此示例展示了如何获取特殊的 token 指标,例如音频、缓存和推理 token。

代码

cookbook/agent_concepts/other/agent_extra_metrics.py
import requests
from agno.agent import Agent
from agno.media import Audio
from agno.models.openai import OpenAIChat

# 获取音频文件并将其转换为 base64 编码字符串
url = "https://openaiassets.blob.core.windows.net/$web/API/docs/audio/alloy.wav"
response = requests.get(url)
response.raise_for_status()
wav_data = response.content

agent = Agent(
    model=OpenAIChat(
        id="gpt-4o-audio-preview",
        modalities=["text", "audio"],
        audio={"voice": "sage", "format": "wav"},
    ),
    markdown=True,
    debug_mode=True,
)
agent.print_response(
    "What's in these recording?",
    audio=[Audio(content=wav_data, format="wav")],
)
# 显示输入音频、输出音频和总音频 token 指标
print(f"Input audio tokens: {agent.run_response.metrics['input_audio_tokens']}")
print(f"Output audio tokens: {agent.run_response.metrics['output_audio_tokens']}")
print(f"Audio tokens: {agent.run_response.metrics['audio_tokens']}")

agent = Agent(
    model=OpenAIChat(id="o3-mini"),
    markdown=True,
    telemetry=False,
    monitoring=False,
    debug_mode=True,
)
agent.print_response(
    "Solve the trolley problem. Evaluate multiple ethical frameworks.

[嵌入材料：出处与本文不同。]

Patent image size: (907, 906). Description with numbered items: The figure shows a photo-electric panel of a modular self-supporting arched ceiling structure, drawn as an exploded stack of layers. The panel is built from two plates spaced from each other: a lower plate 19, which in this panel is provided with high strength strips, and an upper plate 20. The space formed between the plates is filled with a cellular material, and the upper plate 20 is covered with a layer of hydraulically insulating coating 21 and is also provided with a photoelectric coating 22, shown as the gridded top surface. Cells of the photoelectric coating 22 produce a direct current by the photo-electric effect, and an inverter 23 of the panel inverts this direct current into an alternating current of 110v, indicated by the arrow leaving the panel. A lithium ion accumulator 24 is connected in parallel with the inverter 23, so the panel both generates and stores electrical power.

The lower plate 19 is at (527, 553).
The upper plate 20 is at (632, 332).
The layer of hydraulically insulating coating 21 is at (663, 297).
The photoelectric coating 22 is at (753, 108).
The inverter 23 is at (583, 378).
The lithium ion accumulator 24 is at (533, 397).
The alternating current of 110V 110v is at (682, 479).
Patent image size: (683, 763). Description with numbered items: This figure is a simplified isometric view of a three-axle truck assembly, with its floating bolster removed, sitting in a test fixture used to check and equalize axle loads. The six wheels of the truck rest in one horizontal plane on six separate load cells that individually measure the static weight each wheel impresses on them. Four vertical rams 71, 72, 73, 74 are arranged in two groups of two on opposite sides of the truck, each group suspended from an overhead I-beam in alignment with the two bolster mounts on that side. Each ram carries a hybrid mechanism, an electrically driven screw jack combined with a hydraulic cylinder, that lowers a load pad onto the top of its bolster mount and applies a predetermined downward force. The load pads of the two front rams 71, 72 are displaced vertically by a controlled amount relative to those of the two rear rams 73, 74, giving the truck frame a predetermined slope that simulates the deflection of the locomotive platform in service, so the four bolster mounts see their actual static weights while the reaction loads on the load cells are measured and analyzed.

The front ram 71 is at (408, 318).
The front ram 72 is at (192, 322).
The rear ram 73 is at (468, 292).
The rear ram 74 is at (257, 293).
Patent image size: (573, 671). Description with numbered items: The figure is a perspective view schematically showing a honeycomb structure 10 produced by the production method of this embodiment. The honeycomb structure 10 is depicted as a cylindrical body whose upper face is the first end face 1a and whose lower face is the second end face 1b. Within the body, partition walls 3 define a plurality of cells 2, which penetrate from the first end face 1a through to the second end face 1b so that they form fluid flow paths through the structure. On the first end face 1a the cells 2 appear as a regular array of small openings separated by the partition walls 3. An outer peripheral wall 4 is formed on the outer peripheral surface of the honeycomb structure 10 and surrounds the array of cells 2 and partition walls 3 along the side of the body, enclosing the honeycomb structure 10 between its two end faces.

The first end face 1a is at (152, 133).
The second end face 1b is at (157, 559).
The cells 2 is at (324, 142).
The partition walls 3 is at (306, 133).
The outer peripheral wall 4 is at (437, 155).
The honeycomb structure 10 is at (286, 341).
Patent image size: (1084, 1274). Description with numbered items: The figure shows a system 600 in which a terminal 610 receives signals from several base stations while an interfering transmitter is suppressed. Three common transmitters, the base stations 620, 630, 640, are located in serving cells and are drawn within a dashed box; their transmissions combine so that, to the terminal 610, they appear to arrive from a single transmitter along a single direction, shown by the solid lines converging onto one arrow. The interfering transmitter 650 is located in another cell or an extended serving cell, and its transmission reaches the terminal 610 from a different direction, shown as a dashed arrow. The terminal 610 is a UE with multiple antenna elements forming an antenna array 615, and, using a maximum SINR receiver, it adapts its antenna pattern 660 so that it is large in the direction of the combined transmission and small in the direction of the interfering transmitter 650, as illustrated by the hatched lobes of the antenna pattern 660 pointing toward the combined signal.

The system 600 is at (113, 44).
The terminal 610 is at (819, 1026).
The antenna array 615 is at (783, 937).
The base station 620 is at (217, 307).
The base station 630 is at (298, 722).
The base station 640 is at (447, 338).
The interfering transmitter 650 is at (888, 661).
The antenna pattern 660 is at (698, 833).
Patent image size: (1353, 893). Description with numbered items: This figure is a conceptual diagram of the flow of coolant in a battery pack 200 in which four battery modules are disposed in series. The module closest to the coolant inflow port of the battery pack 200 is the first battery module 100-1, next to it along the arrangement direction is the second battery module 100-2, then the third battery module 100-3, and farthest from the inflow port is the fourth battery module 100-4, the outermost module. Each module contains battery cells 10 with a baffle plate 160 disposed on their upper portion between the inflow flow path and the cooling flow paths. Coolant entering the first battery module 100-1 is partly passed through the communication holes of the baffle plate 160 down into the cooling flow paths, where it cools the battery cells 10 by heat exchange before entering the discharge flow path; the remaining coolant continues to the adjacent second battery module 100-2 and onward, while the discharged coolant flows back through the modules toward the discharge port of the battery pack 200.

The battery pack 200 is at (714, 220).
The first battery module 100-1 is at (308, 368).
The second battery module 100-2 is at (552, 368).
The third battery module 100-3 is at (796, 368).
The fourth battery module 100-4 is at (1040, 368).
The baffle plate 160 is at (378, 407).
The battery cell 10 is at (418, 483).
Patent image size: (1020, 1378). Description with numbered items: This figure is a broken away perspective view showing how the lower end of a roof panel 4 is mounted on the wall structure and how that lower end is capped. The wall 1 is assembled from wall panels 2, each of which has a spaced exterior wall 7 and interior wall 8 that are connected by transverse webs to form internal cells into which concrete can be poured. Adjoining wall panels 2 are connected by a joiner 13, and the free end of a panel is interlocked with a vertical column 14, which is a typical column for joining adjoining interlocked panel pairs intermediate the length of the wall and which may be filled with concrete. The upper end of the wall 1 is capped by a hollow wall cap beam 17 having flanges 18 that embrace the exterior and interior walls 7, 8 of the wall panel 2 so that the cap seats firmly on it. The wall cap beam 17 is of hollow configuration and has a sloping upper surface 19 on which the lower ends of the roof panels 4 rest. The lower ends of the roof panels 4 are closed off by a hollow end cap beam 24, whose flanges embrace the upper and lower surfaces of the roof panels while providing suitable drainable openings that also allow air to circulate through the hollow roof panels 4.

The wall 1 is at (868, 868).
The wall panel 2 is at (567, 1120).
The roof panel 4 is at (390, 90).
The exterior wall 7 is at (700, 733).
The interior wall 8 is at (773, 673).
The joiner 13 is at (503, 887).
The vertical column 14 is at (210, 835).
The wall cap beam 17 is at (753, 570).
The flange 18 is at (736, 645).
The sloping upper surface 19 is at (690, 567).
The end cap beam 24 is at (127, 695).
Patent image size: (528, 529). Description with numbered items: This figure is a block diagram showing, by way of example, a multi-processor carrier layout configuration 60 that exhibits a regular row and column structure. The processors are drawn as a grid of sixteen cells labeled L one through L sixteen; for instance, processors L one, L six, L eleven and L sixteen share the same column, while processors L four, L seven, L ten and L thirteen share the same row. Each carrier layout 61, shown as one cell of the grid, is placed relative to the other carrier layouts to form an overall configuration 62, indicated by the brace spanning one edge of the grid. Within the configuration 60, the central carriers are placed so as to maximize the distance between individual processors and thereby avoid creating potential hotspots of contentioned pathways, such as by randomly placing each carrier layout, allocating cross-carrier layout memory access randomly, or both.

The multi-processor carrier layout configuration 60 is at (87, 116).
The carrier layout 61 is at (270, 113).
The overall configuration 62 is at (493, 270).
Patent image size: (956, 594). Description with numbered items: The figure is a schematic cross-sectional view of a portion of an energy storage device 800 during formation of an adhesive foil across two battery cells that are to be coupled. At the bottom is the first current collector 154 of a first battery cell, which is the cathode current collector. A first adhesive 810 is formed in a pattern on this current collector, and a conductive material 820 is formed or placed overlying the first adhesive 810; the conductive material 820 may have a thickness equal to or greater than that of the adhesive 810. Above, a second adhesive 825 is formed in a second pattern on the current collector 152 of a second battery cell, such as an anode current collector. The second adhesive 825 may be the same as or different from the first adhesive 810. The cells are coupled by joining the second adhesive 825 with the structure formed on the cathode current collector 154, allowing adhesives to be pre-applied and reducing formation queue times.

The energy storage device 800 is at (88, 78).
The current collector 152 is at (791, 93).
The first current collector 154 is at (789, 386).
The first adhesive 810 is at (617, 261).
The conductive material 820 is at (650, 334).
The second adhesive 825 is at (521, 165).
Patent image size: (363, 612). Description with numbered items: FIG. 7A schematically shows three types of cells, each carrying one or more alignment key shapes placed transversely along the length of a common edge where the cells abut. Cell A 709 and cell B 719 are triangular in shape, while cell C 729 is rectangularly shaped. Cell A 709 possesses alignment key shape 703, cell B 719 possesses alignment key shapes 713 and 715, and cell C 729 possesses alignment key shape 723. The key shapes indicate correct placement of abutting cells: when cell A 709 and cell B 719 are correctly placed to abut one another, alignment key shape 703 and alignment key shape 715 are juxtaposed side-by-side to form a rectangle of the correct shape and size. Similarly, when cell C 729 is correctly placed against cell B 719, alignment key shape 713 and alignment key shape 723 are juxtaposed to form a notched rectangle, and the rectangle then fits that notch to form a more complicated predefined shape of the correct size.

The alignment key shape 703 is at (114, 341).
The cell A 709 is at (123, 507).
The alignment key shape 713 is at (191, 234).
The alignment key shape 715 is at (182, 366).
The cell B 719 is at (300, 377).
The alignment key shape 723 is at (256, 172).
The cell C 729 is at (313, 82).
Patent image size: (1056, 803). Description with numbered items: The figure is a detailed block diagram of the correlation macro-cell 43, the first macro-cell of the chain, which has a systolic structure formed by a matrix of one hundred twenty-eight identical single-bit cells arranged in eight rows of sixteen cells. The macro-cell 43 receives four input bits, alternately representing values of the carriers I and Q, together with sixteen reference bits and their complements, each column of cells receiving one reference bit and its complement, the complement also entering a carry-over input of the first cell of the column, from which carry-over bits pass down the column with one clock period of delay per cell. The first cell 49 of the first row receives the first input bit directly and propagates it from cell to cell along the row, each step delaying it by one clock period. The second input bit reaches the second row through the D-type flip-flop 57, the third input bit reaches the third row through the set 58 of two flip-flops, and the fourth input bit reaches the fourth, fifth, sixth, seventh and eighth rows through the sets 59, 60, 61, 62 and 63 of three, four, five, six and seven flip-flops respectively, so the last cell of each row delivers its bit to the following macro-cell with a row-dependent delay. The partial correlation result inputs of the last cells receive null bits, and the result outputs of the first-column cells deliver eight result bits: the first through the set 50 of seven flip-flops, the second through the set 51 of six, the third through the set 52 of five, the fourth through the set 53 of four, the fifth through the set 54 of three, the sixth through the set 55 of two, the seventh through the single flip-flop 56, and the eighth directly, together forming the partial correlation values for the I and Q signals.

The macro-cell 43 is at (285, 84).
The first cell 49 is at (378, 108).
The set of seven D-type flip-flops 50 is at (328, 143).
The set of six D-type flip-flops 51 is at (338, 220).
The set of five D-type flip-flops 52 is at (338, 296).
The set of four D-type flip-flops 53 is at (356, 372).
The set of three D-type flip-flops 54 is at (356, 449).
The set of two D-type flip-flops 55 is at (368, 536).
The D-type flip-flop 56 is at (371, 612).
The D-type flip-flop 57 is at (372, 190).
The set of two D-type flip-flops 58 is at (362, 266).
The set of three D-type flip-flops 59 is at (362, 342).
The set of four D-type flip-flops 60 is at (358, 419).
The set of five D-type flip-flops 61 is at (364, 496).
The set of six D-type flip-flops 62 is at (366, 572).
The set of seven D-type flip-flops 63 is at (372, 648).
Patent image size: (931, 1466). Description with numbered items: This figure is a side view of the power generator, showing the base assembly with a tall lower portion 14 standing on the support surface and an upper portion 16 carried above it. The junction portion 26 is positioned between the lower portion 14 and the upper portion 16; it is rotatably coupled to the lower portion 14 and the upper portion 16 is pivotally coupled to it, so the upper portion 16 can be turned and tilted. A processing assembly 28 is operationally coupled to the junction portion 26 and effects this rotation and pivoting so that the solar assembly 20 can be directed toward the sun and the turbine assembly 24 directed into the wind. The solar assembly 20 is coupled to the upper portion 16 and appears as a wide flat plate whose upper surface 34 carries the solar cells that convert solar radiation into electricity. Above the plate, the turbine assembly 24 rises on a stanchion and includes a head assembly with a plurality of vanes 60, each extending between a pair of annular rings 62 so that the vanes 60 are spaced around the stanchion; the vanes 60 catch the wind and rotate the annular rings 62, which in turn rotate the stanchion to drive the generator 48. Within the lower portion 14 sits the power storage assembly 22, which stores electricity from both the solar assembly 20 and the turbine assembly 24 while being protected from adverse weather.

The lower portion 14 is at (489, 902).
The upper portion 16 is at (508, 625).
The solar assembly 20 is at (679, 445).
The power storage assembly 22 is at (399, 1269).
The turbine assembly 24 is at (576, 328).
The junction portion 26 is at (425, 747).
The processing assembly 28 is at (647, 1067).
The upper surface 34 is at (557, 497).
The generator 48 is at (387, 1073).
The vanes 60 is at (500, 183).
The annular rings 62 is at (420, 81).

Include an ASCII diagram of your solution.",
    stream=False,
)
# 显示推理 token 指标
print(f"Reasoning tokens: {agent.run_response.metrics['reasoning_tokens']}")


agent = Agent(
    model=OpenAIChat(id="gpt-4o-mini"), markdown=True, telemetry=False, monitoring=False
)
agent.run("Share a 2 sentence horror story" * 150)
agent.print_response("Share a 2 sentence horror story" * 150)
# 显示缓存 token 指标
print(f"Cached tokens: {agent.run_response.metrics['cached_tokens']}")

用法

1

创建虚拟环境

打开 Terminal 并创建一个 python 虚拟环境。

python3 -m venv .venv
source .venv/bin/activate
2

设置你的 API 密钥

export OPENAI_API_KEY=xxx
3

安装库

pip install -U requests openai agno
4

运行 Agent

python cookbook/agent_concepts/other/agent_extra_metrics.py